Lo perturbador de la obrano es la conciencia tranquilizadora para quienes no se identifican con el acoso o el delito Stalker, para los deconstruidos ante su propia buena conciencia. Es la dimensión y deriva obsesiva que puede asumir cualquier deseo erótico. No es el patetismo del varón punible: sino lo patético de todo erotismo en el marco de nuestra educación sentimental que es ésa que la obra pone en escena de manera sutil, ambigua y, a la vez, muy eficaz. Proust la describe en En busca del tiempo perdido. Deleuze se ocupa de esa narración, magistralmente, en Proust y los signos. Una referencia que vale la pena visitar.

¿No es acaso patética la definición más popularizada del amor, propuesta por Lacan, a saber, en esa especie de haiku: “Dar lo que no se tiene a quien no es”? ¿Quién daría su vida, hoy, a esa ficción?

No menos lo sería aquél deseo, del propio Lacan, para el analizado: “para que lleguen a experimentar, aunque sea rengueando, ese sentimiento que se llama amor”. Al parecer, el amor es un asunto patético, de gente deforme, anormal. Renga. Tullida. Despojemos a Emilio de su práctica infatuada de acosador y quedará expuesto el patetismo de todo amante.

No es el amor un asunto para seres sin falta, capaces de bastarse a sí mismos. No es un asunto para aquellos a los que Bob Dylan identificó como maestros de la guerra o, para seres fáusticos, poderosos o amantes del poder. Es decir, no lo es para dioses. Tampoco para señores ni hombres que se creen individuos libres y normales. Es decir, que se creen dioses. Todas las definiciones modernas del amor incluyen el patetismo. Spinoza, en la Ética, dice que el amor es una alegría con la idea de una causa exterior. Los spinozistas sabemos que las causas exteriores no gozan de buen prestigio filosófico en la obra de Spinoza, agudo observador de las pasiones humanas y teatrero en su Ámsterdam natal, donde formó parte de una sociedad de amigos del teatro e interpretó tragedias de Séneca, dirigidas por su maestro de latín, Cornelius Van den Enden.

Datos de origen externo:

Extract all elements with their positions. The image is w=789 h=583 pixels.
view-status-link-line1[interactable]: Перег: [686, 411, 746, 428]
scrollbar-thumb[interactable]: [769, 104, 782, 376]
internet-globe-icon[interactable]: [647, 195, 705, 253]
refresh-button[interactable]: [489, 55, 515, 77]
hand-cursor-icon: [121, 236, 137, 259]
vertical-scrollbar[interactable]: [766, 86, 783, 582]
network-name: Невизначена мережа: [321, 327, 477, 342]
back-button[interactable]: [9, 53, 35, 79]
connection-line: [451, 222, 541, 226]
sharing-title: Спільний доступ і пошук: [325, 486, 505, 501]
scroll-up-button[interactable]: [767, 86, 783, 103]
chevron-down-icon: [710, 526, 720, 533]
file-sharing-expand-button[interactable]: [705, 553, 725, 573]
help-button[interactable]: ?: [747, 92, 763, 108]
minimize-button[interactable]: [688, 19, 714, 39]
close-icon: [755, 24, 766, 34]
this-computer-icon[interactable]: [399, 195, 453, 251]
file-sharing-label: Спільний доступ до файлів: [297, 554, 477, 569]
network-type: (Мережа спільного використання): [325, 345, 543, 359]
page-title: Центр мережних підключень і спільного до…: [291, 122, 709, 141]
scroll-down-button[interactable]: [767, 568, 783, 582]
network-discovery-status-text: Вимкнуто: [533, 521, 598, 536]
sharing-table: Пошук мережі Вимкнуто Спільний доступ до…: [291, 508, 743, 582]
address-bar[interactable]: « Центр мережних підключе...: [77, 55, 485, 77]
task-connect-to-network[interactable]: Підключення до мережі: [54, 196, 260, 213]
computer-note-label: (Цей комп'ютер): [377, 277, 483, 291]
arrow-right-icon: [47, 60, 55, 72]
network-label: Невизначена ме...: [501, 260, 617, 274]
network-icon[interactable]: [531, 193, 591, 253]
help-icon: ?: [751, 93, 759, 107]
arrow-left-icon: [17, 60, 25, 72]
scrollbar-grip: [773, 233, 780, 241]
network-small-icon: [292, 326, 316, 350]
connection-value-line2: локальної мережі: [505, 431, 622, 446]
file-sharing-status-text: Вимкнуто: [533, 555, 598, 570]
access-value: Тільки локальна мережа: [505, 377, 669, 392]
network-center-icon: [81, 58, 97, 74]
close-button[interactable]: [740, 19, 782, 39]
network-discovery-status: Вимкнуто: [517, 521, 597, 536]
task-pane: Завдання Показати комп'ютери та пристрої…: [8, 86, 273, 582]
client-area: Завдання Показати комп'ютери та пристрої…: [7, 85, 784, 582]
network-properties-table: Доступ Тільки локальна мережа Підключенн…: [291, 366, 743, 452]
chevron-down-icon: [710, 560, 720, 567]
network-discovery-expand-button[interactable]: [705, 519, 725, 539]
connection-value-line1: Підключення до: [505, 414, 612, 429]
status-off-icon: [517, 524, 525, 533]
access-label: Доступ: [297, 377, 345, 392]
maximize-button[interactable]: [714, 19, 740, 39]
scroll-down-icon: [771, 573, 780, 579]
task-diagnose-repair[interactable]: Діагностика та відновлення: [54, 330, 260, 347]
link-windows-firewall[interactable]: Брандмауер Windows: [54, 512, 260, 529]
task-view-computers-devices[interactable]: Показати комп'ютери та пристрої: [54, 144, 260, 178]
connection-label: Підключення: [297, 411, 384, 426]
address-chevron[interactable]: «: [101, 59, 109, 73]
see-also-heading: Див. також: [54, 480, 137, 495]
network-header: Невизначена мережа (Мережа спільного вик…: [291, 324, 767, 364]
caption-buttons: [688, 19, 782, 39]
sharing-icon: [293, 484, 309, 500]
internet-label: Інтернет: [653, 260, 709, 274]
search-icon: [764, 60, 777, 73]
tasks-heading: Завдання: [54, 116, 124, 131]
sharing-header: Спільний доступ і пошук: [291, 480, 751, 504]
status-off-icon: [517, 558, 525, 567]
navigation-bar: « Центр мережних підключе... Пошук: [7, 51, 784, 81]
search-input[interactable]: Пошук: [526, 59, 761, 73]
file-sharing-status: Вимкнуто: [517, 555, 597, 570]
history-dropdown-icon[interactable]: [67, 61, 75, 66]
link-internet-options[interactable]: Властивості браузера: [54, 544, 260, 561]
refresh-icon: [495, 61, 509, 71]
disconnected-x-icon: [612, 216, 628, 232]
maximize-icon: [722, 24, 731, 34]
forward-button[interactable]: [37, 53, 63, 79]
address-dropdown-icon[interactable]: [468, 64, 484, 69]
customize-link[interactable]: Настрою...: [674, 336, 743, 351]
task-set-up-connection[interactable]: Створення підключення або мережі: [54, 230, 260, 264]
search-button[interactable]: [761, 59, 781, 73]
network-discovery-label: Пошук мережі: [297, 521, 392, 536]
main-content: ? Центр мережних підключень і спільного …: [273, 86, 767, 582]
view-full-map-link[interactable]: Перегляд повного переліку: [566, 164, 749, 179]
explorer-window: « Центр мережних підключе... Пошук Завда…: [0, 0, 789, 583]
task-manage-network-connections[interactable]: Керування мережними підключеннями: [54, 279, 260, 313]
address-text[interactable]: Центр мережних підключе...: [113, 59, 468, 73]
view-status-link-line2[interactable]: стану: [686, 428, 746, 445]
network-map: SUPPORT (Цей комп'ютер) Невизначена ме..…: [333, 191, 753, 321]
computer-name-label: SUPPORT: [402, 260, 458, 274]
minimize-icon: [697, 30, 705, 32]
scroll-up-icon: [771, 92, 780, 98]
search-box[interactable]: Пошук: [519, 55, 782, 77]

Hay, quizás una versión tanguera del amor y de su patetismo no violento: es la que cuenta el tango Malevaje.

Hay otras que narran el fracaso, la impotencia  que pulsiona en la obsesión como destino incauto: es lo que nos cuenta Emilio, en la potente obra de Dana Botti.

Un párrafo aparte merece la actuación de Nicolás Molina, verdadera en su encarnación de un personaje difícil que, por momentos, provoca risas. Buena parte de lo perturbador a lo que alude esta reseña se refiere al pacto ficcional que el actor es capaz de crear a partir de un texto difícil y complejo. Mérito que involucra, sin dudas a la dirección y a la producción minimalista y muy lograda de la puesta.